Don't worry. Byte sized accesses aren't really _that_ expensive. In places
where byte-sized copies are natural (and I'd agree that the tty layer
certainly counts as one) just continue to use them. After all, the tty layer
tends to do some operations on those bytes, so it's actually _logical_ to get
them as bytes rather than in larger blocks.
The places I reacted against were not places like the tty layer, but places
that really don't do "byte" operations in the first place. The ELF loader
really does a "memset()", which is definitely not a byte-at-a-time operation
except for the most stupid implementation. Similarly, most fast "strncpy()"
implementations tend to do word copies and do various tricks to find the zero
in the word. And I'm not talking about the kernel implementation here: I'm
talking about optimized _libc_ implementations.

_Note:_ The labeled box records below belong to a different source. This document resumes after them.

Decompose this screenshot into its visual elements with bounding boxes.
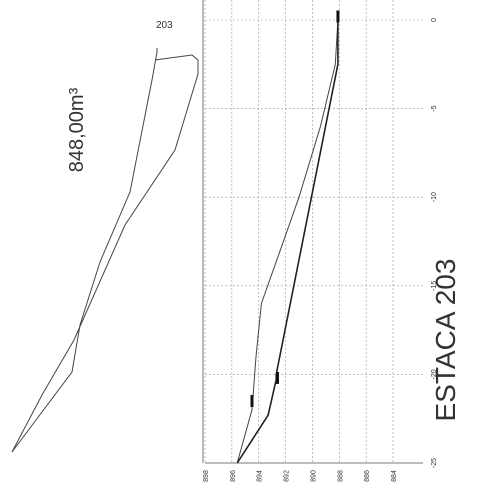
volume-label: 848,00m³ (66, 87, 88, 172)
profile-plot: 898 896 894 892 890 888 886 884 0 -5 -10 -15 -20 -25 (202, 0, 438, 482)
area-outline (11, 48, 199, 453)
station-tick-label: -10 (431, 192, 438, 202)
station-number-label: 203 (156, 20, 173, 31)
elevation-tick-label: 898 (203, 470, 210, 482)
area-outline-right-edge (11, 48, 158, 453)
station-tick-label: -25 (431, 458, 438, 468)
elevation-tick-label: 884 (391, 470, 398, 482)
station-tick-label: -15 (431, 281, 438, 291)
elevation-tick-label: 896 (230, 470, 237, 482)
station-tick-label: -5 (431, 105, 438, 111)
sheet-title: ESTACA 203 (430, 259, 461, 422)
elevation-tick-label: 892 (284, 470, 291, 482)
station-tick-label: 0 (431, 18, 438, 22)
elevation-tick-label: 886 (364, 470, 371, 482)
terrain-line (236, 19, 339, 464)
area-outline-left-edge (11, 54, 199, 453)
plot-markers (250, 10, 340, 407)
plot-grid (202, 0, 423, 464)
elevation-tick-label: 894 (257, 470, 264, 482)
plot-axis-labels: 898 896 894 892 890 888 886 884 0 -5 -10 -15 -20 -25 (203, 18, 438, 482)
elevation-tick-label: 888 (337, 470, 344, 482)
elevation-tick-label: 890 (310, 470, 317, 482)
station-tick-label: -20 (431, 369, 438, 379)
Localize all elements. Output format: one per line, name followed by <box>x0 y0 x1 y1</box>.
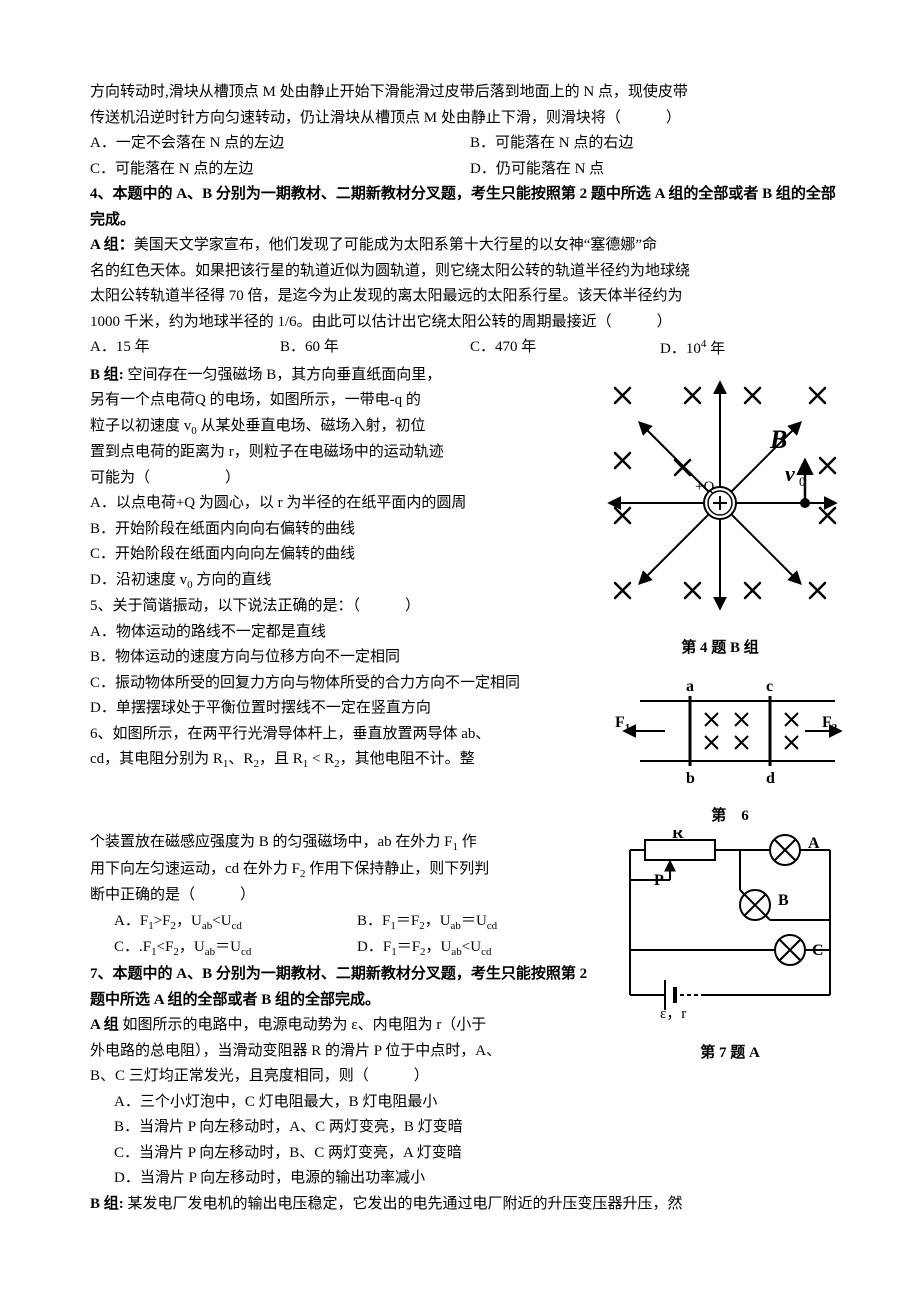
q4a-l3: 太阳公转轨道半径得 70 倍，是迄今为止发现的离太阳最远的太阳系行星。该天体半径… <box>90 284 850 310</box>
q6-l4: 用下向左匀速运动，cd 在外力 F2 作用下保持静止，则下列判 <box>90 857 600 884</box>
q7b-l1: B 组: 某发电厂发电机的输出电压稳定，它发出的电先通过电厂附近的升压变压器升压… <box>90 1192 850 1218</box>
q7-stem: 7、本题中的 A、B 分别为一期教材、二期新教材分叉题，考生只能按照第 2 题中… <box>90 962 600 1013</box>
q3-options: A．一定不会落在 N 点的左边 B．可能落在 N 点的右边 C．可能落在 N 点… <box>90 131 850 182</box>
svg-text:c: c <box>766 678 773 695</box>
svg-text:d: d <box>766 770 775 787</box>
q4b-fig-caption: 第 4 题 B 组 <box>590 636 850 662</box>
q6-l2: cd，其电阻分别为 R1、R2，且 R1 < R2，其他电阻不计。整 <box>90 747 600 774</box>
svg-text:b: b <box>686 770 695 787</box>
q4b-label: B 组: <box>90 367 124 383</box>
q4b-l2: 另有一个点电荷Q 的电场，如图所示，一带电-q 的 <box>90 388 580 414</box>
q5-opt-b: B．物体运动的速度方向与位移方向不一定相同 <box>90 645 580 671</box>
q7a-opt-c: C．当滑片 P 向左移动时，B、C 两灯变亮，A 灯变暗 <box>90 1141 850 1167</box>
q7a-opt-b: B．当滑片 P 向左移动时，A、C 两灯变亮，B 灯变暗 <box>90 1115 850 1141</box>
q4a-opt-d: D．104 年 <box>660 335 850 363</box>
svg-text:0: 0 <box>799 474 806 489</box>
q7a-label: A 组 <box>90 1017 119 1033</box>
svg-text:C: C <box>812 942 824 959</box>
q4a-l4: 1000 千米，约为地球半径的 1/6。由此可以估计出它绕太阳公转的周期最接近（… <box>90 310 850 336</box>
q3-opt-c: C．可能落在 N 点的左边 <box>90 157 470 183</box>
q6-l5: 断中正确的是（ ） <box>90 883 600 909</box>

Note that the overhead of "get_user()" is something like 10 assembler
instructions. It's NOT a costly operation in itself, but the instructions do
add up if you keep on doing them ;)
In short: if you actually do some _operation_ on the byte or word you're
fetching, the 10 instructions to fetch it are generally not the problem, and
doing double-buffering would only complicate the code more (certainly more
than 10 instructions). It's only if you're doing things like area copies or
clears that byte-wise operations are really silly, because there is obviously
a much better way to do them.
(And I wouldn't worry about an alpha keeping up with the tty layer. Trust
me, most alpha's have no problem at all with keeping up ;)
Linus